Comparing the MUFA- and PUFA-rich diets, one interesting finding was the shift in g. Parabacteroides and Isobaculum populations suggesting that additional dietary OA can result in an increase in the population of Parabacteroides and a decrease in Isobaculum. When we chose the overweight and obese groups for subgroup analysis, contrasting MUFA vs. PUFA, a positive correlation between Parabacteroides and MUFA-rich diets was found to exist only in obese but not in overweight subjects. Further analysis comparing across CanolaOleic and CornSaff or FlaxSaff oil phases also showed consistent outcomes that this potential correlation with Parabacteroides was significant but was only observed in obese but not overweight volunteers. Thus, our study indicated that the MUFA-rich diets (high OA contents) can increase the population of Parabacteroides in human gut, and people with obese status may express a stronger response to such shift. Unfortunately, there is not much known about the function of Parabacteroides and Isobaculum and further investigation on the potential roles of these genera in development of obesity is needed.
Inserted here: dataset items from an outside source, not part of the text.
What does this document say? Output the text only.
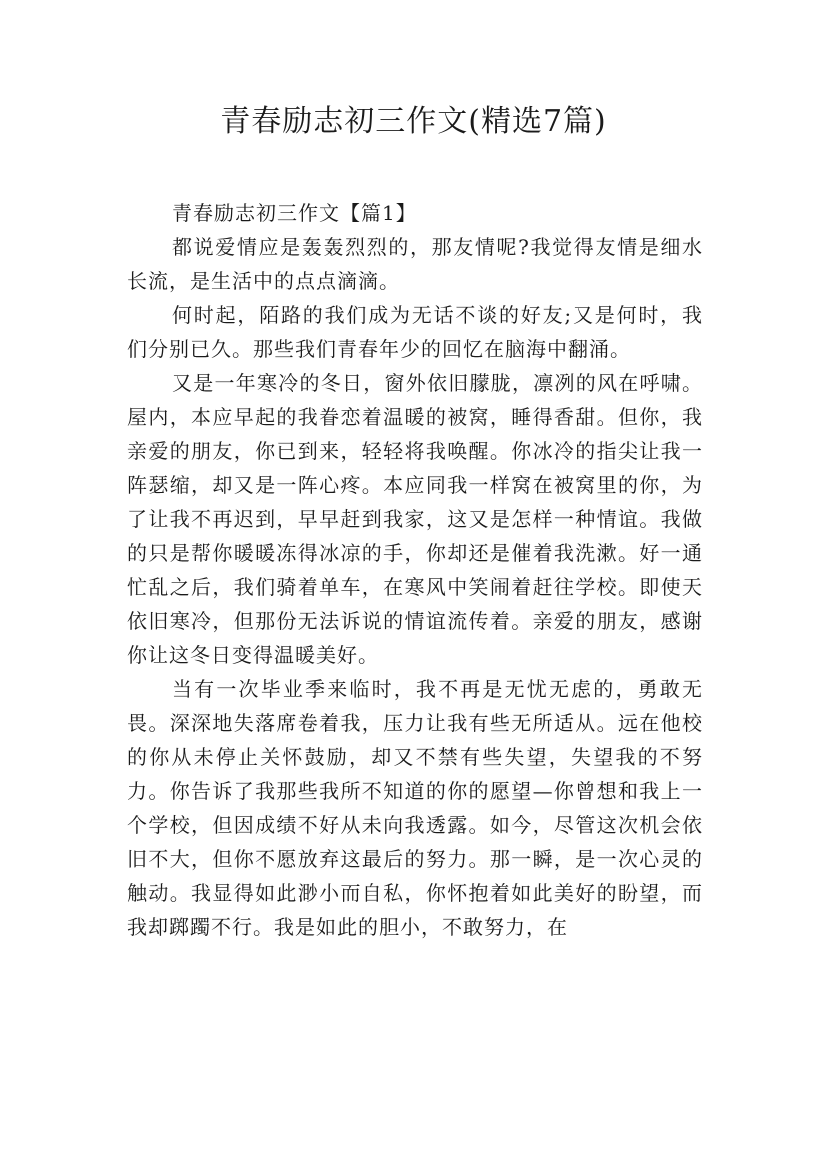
青春励志初三作文(精选7篇)

青春励志初三作文【篇1】

都说爱情应是轰轰烈烈的，那友情呢?我觉得友情是细水长流，是生活中的点点滴滴。

何时起，陌路的我们成为无话不谈的好友;又是何时，我们分别已久。那些我们青春年少的回忆在脑海中翻涌。

又是一年寒冷的冬日，窗外依旧朦胧，凛冽的风在呼啸。屋内，本应早起的我眷恋着温暖的被窝，睡得香甜。但你，我亲爱的朋友，你已到来，轻轻将我唤醒。你冰冷的指尖让我一阵瑟缩，却又是一阵心疼。本应同我一样窝在被窝里的你，为了让我不再迟到，早早赶到我家，这又是怎样一种情谊。我做的只是帮你暖暖冻得冰凉的手，你却还是催着我洗漱。好一通忙乱之后，我们骑着单车，在寒风中笑闹着赶往学校。即使天依旧寒冷，但那份无法诉说的情谊流传着。亲爱的朋友，感谢你让这冬日变得温暖美好。

当有一次毕业季来临时，我不再是无忧无虑的，勇敢无畏。深深地失落席卷着我，压力让我有些无所适从。远在他校的你从未停止关怀鼓励，却又不禁有些失望，失望我的不努力。你告诉了我那些我所不知道的你的愿望—你曾想和我上一个学校，但因成绩不好从未向我透露。如今，尽管这次机会依旧不大，但你不愿放弃这最后的努力。那一瞬，是一次心灵的触动。我显得如此渺小而自私，你怀抱着如此美好的盼望，而我却踯躅不行。我是如此的胆小，不敢努力，在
Our results showed that g. Faecalibacterium population was higher in CanolaOleic treatment compared to CanolaDHA. Among different species of g. Faecalibacterium, F. prausnitzii is considered as an indicator of intestinal health due to its anti-inflammatory effects (Carlsson et al., 2013). Based on our findings, we can, therefore, hypothesize that additional intake of OA may increase the anti-inflammatory properties in human intestines by increasing the population of F. prausnitzii although further investigation is required.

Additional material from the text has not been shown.